Massa urgently needs to launch a new “incentive” for exporters. The loss of reserves continued last week due to provincial debt payments, energy imports and private demand. The Central Bank closed like this March with a loss of US$1,900 million in the official foreign exchange market and sales of US$ 3,000 million in the year, while net reserves dropped $7 billion in three months, according to Ecolatina.
Now, success will depend on whether the benefit granted convinces producers to sell the 6 million tonnes that remain unmarketed from last season, as newly harvested soybeans are out of condition, according to specialists. The 1 soy dollar was $200 in September and the second release in December was $230. When adjusted for inflation, the new transitional regime would be about $300, according to Salvador Vitelli.
However, the measures would not be enough to plug the exchange rate hole, aggravated by the drought. “Neither ‘soy dollars’ nor this new ‘agriculture dollar’ create dollars.

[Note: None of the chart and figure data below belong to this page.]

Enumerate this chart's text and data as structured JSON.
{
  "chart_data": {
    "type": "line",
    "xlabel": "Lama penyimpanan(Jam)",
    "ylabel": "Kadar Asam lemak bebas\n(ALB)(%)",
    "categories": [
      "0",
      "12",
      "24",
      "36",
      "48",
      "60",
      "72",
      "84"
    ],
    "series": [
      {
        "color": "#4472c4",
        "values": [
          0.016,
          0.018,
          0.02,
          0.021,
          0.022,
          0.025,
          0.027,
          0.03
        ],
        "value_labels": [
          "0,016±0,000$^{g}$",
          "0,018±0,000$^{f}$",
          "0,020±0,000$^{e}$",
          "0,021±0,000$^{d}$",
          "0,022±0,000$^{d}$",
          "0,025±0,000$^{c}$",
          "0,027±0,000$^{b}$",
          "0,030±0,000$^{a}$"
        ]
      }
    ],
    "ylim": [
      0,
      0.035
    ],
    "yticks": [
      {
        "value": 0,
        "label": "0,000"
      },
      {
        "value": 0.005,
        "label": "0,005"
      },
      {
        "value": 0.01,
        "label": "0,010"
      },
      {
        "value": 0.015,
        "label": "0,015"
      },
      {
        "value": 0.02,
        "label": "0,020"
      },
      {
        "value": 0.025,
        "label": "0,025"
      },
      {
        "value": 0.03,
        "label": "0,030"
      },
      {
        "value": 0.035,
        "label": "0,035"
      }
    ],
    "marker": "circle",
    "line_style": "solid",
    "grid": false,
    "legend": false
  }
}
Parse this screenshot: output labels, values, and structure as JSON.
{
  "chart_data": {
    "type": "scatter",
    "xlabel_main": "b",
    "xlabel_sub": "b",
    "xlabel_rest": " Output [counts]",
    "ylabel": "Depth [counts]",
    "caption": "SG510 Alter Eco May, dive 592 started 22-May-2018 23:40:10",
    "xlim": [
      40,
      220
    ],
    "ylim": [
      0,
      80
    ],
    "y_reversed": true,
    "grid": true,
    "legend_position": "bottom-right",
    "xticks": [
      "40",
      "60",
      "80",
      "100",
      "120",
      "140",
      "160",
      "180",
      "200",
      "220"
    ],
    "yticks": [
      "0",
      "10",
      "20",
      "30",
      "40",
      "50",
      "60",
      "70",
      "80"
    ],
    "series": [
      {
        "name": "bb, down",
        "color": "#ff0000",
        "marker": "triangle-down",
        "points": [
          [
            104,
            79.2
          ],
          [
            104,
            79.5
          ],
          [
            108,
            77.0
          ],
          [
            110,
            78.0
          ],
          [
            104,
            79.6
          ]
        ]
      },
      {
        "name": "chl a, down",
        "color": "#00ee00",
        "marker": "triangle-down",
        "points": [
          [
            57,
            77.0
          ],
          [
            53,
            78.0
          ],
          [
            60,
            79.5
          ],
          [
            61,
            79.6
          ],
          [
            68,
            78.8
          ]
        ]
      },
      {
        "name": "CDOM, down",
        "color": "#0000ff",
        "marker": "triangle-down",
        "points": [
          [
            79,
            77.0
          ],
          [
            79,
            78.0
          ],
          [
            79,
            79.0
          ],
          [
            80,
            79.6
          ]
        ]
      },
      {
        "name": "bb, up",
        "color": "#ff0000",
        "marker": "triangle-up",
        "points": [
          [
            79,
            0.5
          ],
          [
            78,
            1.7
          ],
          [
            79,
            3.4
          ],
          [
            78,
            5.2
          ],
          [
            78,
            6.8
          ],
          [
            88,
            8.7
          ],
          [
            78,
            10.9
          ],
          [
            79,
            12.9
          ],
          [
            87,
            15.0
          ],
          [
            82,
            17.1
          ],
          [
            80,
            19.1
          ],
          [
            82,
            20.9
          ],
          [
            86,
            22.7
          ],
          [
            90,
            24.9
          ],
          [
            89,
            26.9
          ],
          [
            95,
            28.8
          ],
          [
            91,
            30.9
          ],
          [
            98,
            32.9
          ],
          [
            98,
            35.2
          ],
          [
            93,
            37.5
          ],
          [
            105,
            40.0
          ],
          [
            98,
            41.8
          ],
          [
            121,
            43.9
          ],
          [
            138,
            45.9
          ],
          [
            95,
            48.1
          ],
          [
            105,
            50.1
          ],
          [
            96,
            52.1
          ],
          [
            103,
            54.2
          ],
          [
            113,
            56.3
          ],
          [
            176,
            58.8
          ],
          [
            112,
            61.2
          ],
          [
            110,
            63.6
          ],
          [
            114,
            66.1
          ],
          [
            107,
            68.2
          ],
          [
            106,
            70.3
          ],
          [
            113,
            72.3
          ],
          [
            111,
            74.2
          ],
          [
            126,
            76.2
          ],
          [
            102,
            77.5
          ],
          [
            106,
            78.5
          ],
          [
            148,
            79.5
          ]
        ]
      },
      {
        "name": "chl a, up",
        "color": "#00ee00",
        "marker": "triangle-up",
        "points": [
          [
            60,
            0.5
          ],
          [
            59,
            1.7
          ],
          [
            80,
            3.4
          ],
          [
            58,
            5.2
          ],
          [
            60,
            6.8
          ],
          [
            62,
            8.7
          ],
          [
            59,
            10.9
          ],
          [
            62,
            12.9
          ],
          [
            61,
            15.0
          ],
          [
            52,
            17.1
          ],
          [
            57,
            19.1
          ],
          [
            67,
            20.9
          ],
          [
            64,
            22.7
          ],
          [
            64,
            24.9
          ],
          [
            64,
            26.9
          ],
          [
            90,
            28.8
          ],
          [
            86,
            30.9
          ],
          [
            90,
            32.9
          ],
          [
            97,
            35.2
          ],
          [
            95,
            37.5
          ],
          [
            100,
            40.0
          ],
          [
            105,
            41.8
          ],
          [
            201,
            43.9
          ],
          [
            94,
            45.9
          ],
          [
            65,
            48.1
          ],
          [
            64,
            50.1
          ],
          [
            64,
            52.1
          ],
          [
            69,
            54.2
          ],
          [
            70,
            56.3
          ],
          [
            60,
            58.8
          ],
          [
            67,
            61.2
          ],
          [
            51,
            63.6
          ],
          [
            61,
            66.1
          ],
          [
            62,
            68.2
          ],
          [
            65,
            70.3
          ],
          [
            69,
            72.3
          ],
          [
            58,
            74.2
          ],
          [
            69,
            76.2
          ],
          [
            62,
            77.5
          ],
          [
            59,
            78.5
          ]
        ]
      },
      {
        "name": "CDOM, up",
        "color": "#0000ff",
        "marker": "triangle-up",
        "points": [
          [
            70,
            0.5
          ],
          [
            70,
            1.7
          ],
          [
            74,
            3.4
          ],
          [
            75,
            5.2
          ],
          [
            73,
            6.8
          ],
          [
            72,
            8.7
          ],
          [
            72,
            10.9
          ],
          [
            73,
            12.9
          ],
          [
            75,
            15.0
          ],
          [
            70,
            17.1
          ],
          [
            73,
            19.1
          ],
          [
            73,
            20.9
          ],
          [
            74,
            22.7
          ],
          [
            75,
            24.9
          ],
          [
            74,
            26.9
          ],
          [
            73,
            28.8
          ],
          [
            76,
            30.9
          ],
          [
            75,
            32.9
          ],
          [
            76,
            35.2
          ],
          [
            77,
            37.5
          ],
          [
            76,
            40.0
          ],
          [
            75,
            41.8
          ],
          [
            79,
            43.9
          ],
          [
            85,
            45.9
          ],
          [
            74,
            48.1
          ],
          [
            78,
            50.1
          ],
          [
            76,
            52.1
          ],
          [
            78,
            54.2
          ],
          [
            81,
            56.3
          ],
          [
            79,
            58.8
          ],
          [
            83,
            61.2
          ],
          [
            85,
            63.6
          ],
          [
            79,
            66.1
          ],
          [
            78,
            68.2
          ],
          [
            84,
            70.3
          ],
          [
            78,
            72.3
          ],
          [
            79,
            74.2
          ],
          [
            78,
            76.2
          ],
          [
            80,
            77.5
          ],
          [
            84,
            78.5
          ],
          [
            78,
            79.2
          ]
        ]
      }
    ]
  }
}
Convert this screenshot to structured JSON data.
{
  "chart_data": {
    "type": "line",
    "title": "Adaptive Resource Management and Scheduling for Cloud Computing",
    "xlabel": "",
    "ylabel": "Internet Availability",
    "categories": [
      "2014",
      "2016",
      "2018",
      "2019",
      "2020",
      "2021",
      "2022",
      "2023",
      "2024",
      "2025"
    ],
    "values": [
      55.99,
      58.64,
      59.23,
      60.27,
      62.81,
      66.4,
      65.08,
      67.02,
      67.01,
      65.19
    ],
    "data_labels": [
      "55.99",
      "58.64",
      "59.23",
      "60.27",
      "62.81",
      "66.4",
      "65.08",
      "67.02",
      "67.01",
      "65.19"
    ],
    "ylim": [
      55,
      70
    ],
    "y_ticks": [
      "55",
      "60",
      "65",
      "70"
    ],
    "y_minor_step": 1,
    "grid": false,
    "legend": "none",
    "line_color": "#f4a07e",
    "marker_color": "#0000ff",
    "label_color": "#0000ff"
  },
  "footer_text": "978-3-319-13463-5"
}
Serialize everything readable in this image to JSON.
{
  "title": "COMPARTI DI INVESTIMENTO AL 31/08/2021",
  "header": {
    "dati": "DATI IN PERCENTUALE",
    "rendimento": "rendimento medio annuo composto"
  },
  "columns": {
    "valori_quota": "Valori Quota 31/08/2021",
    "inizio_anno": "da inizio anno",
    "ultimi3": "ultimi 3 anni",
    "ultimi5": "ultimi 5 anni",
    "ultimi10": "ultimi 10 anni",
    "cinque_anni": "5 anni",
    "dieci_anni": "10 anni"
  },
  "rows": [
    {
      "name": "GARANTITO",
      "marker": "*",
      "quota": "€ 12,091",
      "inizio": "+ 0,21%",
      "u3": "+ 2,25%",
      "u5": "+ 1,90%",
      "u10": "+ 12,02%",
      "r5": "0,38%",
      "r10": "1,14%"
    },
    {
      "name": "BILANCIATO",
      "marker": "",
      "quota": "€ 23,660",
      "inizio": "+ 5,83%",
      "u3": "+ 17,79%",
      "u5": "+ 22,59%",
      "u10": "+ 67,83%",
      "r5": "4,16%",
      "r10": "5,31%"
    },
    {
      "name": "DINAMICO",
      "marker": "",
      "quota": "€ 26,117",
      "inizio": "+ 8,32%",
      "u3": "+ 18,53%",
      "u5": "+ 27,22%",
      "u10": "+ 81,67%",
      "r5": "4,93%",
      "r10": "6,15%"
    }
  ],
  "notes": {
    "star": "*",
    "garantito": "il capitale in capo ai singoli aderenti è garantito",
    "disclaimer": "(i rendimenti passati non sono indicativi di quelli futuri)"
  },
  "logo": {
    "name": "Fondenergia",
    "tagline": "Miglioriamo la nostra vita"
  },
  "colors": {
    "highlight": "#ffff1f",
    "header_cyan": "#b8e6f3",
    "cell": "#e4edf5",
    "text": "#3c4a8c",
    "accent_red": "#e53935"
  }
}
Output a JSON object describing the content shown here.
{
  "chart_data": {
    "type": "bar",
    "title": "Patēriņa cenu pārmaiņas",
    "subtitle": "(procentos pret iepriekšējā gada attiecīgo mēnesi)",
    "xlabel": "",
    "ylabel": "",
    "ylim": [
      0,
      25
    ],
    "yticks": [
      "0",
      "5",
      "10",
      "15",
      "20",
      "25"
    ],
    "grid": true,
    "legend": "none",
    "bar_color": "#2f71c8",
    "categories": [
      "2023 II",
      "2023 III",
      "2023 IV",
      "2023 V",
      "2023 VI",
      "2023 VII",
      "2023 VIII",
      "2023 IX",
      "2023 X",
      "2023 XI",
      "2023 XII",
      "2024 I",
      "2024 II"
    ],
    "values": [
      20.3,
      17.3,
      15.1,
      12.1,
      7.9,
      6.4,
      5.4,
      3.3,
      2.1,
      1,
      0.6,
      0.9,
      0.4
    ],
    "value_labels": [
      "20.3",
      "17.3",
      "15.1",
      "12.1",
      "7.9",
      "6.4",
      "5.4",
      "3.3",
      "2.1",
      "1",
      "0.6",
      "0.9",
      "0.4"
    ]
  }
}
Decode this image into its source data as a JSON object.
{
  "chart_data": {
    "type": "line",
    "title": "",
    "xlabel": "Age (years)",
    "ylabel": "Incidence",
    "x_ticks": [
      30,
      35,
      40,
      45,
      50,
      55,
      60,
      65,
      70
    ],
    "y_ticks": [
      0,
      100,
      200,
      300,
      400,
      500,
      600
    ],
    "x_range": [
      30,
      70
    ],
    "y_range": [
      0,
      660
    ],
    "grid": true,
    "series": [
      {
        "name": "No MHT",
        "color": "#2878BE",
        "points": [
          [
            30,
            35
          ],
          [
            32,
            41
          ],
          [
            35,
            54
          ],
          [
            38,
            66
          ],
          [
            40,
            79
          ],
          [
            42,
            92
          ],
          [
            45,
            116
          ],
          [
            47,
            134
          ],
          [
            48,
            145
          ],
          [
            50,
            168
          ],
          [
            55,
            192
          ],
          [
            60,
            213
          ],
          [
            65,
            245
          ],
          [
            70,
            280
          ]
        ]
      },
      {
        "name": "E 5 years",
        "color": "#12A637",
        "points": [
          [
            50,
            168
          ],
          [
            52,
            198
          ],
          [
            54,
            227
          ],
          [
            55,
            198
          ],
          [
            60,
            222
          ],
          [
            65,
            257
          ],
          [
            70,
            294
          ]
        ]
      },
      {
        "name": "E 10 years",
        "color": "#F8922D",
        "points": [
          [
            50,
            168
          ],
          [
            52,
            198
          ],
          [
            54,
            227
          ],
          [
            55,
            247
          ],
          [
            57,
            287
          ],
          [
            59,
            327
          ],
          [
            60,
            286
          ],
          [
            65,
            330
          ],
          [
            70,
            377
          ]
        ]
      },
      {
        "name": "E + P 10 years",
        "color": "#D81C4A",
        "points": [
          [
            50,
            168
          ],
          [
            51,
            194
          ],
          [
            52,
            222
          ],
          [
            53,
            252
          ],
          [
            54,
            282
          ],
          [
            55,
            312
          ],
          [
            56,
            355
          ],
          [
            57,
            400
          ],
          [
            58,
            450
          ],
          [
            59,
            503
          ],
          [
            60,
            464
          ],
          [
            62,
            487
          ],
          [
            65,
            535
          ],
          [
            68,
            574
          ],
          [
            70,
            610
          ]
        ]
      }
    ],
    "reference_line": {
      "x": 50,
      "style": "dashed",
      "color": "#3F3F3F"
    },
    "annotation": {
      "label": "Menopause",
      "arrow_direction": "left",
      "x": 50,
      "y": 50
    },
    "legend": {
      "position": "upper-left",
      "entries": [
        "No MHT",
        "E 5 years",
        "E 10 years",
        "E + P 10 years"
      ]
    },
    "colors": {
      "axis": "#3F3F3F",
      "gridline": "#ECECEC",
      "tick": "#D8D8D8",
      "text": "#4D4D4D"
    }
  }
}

They can expedite a currency settlement delayed by expectations of a better future exchange rate, but at the same time they anticipate future settlements. This negligible flow of settlements in the first quarter is a consequence of the previous soybean dollars,” Invecq said.
With these adjustments, the Government is trying to keep the official dollar smooth and to contain the exchange rate gap, which has started to rise again in recent days thanks to financial dollars. Analysts also expect tighter restrictions on access to foreign currency, something that began to materialize last week with the incorporation of taxes on imports of goods and the extension of the deadline for obtaining permits to import services.
The latest initiative was known while Massa was negotiating in the United States at future “unification” of the dollar for tourism, concerts and some imports.